Frustrating. I'm keen to see if your suggestion will work but I can't publish to the site currently. My host was hacked recently and until I receive my new login details in the post I cannot upload the update.

I received this information in an email from my host today.

Obviously I will post here again very shortly after receiving the new password.

Thanks again.


----------



## BunkerGuy (Oct 13, 2007)

Changing the table height in pixels or percent has no effect at all - whether it be removing the '0' or making the height 100%.

Can you suggest a new angle?


----------



## KoosHopeloos (Nov 3, 2004)

@ BunkerGuy: see post number 4: if you change the 'var googleSearchFrameWidth = 625;' to a value of 250 does this have an effect?


----------



## BunkerGuy (Oct 13, 2007)

That merely decreases the table width without closing the vertical gap.


----------



## KoosHopeloos (Nov 3, 2004)

@ BunkerGuy: That is what I wanted to hear... now please add this line 'var googleSearchFrameHeight = XXX;' under 'var googleSearchFrameWidth = 625;'. Change XXX in the maximum height you want it to be. Does this have any effect?


----------



## BunkerGuy (Oct 13, 2007)

It's not having any effect I'm afraid.

I tried the height at: 0, 1, 10, 50 & 100.

Thanks for your continuing help. Nice avatar.


----------



## KoosHopeloos (Nov 3, 2004)

@ Bunkerguy: I'm sorry, but it seems that there is nothing you can do about this. It seems to be Google that creates this gap, please see post #4 in this thread. But here I may have found the answer: please add this 'var googleSearchResizeIframe = true;' in stead of 'var googleSearchFrameHeight = XXX;'.

If this does not help, I have no ideas left on how to solve this...

Credits for the atavar go to Redcore. He has the same with his name, I liked it so much that I asked him to make one for me.


----------



## BunkerGuy (Oct 13, 2007)

Brilliant - that line of code has worked.

I'm not great with HTML - hence I'm asking for help here - but yes, I too was coming to the conclusion that changing the table properties wasn't going to rectify the problem based on the changes simply having no effect.

I e-mailed Google about this and they said they couldn't give specific HTML advice which I understand.
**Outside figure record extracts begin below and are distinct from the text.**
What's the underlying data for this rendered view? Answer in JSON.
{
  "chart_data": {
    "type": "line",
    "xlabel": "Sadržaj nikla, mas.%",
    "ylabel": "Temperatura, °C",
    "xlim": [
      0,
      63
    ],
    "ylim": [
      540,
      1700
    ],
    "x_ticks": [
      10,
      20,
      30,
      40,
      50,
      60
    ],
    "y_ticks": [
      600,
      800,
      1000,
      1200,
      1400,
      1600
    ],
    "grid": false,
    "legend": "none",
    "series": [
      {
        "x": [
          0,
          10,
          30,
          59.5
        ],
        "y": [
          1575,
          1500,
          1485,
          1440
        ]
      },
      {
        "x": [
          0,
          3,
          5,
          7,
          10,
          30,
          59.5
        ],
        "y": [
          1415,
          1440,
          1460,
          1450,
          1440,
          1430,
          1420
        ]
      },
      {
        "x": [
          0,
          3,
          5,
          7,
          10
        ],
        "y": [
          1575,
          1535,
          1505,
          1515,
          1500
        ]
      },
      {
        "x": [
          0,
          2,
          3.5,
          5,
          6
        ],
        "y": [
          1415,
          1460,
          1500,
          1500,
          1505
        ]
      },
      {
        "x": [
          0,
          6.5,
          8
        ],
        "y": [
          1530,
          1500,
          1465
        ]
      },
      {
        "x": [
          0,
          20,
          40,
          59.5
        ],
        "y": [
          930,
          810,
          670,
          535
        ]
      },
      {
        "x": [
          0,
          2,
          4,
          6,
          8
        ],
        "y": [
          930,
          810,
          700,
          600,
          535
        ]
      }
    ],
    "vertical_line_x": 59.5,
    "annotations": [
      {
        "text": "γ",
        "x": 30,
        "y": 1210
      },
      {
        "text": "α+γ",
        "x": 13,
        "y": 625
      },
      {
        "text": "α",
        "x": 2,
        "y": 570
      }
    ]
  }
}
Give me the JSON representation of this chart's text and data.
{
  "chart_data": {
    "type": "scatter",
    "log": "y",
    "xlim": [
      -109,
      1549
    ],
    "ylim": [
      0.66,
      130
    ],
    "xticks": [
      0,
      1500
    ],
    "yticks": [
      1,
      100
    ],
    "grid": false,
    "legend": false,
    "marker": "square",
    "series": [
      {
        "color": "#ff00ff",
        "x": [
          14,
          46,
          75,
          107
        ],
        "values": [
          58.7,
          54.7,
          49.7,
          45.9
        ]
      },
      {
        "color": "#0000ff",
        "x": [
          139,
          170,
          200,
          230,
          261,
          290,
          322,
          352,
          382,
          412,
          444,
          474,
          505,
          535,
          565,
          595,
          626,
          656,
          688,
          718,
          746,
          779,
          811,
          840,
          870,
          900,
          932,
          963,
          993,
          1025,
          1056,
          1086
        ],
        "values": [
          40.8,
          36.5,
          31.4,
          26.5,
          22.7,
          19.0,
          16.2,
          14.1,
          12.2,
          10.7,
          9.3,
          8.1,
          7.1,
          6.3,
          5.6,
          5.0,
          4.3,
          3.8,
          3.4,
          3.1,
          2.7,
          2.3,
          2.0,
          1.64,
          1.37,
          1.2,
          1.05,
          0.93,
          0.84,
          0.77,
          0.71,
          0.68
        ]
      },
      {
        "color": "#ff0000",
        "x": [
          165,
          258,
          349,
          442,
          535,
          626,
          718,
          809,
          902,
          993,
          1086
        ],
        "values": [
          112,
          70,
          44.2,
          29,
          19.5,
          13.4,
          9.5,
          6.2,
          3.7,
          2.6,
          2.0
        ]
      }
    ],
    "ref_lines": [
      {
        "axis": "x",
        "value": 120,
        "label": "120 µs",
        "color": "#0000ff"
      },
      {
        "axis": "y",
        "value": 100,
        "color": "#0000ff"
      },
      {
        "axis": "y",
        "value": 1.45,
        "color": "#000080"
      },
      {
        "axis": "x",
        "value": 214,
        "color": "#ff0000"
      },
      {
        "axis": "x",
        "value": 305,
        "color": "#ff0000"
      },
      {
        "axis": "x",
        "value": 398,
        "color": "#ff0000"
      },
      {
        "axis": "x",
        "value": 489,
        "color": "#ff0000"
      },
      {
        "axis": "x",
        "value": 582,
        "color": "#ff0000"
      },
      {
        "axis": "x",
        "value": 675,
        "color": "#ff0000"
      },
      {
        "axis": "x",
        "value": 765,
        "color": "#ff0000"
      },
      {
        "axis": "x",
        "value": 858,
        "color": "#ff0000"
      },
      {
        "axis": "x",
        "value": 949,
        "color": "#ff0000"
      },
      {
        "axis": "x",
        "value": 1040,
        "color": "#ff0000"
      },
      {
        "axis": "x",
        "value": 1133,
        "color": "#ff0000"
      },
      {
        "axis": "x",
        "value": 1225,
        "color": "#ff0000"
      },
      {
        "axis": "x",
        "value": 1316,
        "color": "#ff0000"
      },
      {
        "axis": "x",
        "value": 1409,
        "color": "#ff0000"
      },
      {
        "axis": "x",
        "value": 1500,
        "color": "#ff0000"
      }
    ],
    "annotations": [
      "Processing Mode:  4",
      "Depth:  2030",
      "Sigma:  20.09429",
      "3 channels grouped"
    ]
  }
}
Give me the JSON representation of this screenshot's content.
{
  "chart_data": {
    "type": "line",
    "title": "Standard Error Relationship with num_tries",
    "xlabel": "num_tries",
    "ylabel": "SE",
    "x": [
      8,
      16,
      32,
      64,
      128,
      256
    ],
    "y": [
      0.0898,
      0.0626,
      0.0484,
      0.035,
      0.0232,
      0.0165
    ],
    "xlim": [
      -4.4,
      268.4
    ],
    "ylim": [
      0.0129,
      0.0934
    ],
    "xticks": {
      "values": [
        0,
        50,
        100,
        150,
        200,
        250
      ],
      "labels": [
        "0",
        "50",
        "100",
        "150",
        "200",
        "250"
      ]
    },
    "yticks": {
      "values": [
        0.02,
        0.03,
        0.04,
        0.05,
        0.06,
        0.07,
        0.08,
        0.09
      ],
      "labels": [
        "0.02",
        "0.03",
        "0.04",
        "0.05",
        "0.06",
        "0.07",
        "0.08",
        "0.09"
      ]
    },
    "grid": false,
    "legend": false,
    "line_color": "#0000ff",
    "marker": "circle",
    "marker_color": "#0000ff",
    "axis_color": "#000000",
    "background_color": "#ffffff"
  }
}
They suggested I posted in their help forum or searched for the answer in an existing thread - and I was going to take their advice but you have done the work for me - thank you very much.

I really appreciate your help. I've posted regarding three issues already even though I'm new to this - and three times I've been helped. This forum is excellent and I'm very pleased I joined.

Thank you again, KoosHopeloos. Keep up the good work.


----------